4. Connecting Education to Careers – Idaho's K-through-Career education system should value and support all pathways for students to achieve education, training and workforce skills that align to their career aspirations.

5. Workforce Training Centers and Adult Training Support – Enhance support for Idaho's six Workforce Training Centers and the individuals they serve with short-term, industry-focused training.

6. Strengthen Career Advising – Ensure that there is equity and access for all Idaho students to occupational pathways by establishing stronger requirements for the secondary education system in deploying college and career advising.

7. Workforce Readiness – Incentivize Idaho school districts to incorporate workforce readiness skills throughout secondary curricula.

8. Apprenticeships – Continue the development of apprenticeship programs throughout the state.

9. Expand Career and Technical Education Programs – Strengthen Idaho's talent pipeline by expanding CTE (career and technical education) programs at the secondary and postsecondary levels.

As a next step, the Governor will soon be appointing a transition team to develop a model for reorganizing the Workforce Development Council (WDC).

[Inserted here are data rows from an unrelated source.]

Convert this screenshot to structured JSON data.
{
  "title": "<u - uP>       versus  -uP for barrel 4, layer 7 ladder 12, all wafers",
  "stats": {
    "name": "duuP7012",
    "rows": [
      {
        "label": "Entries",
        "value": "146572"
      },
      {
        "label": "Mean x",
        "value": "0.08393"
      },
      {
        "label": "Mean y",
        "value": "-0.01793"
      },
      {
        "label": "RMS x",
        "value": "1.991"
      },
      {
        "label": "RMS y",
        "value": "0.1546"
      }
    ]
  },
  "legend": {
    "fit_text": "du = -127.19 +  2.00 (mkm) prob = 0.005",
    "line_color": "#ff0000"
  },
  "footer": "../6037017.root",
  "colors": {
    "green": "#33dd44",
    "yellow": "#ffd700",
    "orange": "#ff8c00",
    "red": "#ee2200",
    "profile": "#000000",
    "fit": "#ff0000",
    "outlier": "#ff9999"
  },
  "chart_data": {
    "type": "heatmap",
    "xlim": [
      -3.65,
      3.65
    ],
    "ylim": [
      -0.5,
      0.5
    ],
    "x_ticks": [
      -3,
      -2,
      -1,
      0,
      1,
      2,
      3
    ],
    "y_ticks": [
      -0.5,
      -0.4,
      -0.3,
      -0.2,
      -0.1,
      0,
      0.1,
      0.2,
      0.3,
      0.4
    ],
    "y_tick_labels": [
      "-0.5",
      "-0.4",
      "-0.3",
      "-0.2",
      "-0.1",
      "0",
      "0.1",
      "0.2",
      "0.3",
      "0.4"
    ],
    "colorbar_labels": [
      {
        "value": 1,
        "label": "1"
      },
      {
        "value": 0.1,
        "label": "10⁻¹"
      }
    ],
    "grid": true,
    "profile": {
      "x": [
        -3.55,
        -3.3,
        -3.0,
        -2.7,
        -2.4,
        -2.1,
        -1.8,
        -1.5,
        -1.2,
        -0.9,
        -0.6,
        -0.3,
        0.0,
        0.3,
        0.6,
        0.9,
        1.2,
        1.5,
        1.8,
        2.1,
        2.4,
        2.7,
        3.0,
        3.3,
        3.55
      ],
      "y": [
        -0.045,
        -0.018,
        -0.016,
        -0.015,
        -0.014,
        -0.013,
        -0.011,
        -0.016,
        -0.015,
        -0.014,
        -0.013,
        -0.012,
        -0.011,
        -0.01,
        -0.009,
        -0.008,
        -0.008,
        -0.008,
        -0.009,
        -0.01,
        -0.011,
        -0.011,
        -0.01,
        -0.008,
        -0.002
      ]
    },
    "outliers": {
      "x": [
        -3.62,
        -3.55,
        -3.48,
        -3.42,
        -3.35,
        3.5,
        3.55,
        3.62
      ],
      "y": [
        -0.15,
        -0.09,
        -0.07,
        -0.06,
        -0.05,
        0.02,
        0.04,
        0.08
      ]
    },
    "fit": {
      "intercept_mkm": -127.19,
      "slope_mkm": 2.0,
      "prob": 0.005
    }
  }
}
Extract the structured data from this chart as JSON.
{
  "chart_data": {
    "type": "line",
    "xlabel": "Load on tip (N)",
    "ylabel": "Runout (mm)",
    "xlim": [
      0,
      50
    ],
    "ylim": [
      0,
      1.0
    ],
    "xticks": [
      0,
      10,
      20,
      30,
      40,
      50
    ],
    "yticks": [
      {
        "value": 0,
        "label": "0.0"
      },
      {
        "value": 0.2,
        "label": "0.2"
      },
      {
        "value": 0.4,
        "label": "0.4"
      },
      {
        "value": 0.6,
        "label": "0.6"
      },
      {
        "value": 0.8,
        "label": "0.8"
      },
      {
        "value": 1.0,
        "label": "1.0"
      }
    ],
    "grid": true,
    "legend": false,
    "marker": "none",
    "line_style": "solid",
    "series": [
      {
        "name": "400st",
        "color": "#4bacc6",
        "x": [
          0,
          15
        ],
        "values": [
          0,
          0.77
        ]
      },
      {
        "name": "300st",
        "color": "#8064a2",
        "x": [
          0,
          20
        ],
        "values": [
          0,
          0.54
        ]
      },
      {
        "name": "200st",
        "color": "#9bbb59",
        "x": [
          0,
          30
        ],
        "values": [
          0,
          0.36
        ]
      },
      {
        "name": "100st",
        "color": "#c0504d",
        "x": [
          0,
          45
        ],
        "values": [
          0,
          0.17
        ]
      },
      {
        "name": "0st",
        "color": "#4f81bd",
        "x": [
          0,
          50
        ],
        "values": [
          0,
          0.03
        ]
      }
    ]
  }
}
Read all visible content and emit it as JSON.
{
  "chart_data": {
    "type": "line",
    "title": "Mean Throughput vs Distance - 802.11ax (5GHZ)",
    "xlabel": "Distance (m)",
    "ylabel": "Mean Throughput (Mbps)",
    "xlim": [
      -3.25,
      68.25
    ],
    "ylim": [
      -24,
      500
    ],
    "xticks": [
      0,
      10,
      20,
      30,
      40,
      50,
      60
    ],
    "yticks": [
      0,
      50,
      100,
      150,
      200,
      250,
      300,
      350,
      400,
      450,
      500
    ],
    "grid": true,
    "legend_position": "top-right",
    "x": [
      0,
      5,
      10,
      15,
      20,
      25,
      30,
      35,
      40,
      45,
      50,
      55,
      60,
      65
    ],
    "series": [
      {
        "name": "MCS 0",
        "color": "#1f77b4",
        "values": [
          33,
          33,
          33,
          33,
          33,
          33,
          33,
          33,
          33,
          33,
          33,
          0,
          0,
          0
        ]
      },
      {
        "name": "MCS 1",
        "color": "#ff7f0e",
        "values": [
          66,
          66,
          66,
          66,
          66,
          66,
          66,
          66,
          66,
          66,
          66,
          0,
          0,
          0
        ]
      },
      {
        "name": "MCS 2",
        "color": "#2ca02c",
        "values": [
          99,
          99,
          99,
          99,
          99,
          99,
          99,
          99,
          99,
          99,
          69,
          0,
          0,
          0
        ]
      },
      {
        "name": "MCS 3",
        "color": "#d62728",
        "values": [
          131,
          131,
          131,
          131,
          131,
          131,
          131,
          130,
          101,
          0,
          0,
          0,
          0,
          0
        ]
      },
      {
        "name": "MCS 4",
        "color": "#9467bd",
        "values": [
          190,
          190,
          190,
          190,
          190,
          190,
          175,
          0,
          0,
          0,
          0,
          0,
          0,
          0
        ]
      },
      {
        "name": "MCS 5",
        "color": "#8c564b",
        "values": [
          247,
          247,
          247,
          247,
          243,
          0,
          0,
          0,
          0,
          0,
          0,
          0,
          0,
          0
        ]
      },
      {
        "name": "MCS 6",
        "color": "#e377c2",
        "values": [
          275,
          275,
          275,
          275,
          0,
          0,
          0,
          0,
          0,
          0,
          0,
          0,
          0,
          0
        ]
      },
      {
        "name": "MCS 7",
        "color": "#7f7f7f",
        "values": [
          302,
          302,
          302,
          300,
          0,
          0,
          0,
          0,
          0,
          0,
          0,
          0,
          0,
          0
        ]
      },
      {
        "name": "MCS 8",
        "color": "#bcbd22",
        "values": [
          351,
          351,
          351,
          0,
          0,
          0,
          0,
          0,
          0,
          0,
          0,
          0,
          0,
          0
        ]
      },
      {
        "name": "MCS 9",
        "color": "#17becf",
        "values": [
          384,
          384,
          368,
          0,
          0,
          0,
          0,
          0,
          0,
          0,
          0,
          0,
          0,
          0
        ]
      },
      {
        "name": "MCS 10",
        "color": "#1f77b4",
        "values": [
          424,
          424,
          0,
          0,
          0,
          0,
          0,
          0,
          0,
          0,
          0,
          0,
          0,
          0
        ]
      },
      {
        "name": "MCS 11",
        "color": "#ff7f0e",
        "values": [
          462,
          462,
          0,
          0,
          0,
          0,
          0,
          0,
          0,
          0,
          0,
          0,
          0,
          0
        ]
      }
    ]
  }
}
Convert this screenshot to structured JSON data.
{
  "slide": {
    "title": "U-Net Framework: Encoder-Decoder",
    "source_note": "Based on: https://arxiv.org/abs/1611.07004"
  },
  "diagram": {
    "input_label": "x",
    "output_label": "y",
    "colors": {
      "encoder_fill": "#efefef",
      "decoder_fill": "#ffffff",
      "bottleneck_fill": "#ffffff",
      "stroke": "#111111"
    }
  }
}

The goal is to enable the WDC, by centralizing and increasing its authority, to “effectively coordinate industry-driven workforce development efforts among state agencies and educational institutions.”

Additional steps will include drafting a new executive order reflecting the organizational changes developed by the transition team and reviewing agency budget requests for the next fiscal year related to workforce development and career and technical education. Legislation also will be drafted for consideration by the 2018 session of the Idaho Legislature to make the WDC and Workforce Development Training Fund more flexible and aligned with needs identified by the Task Force.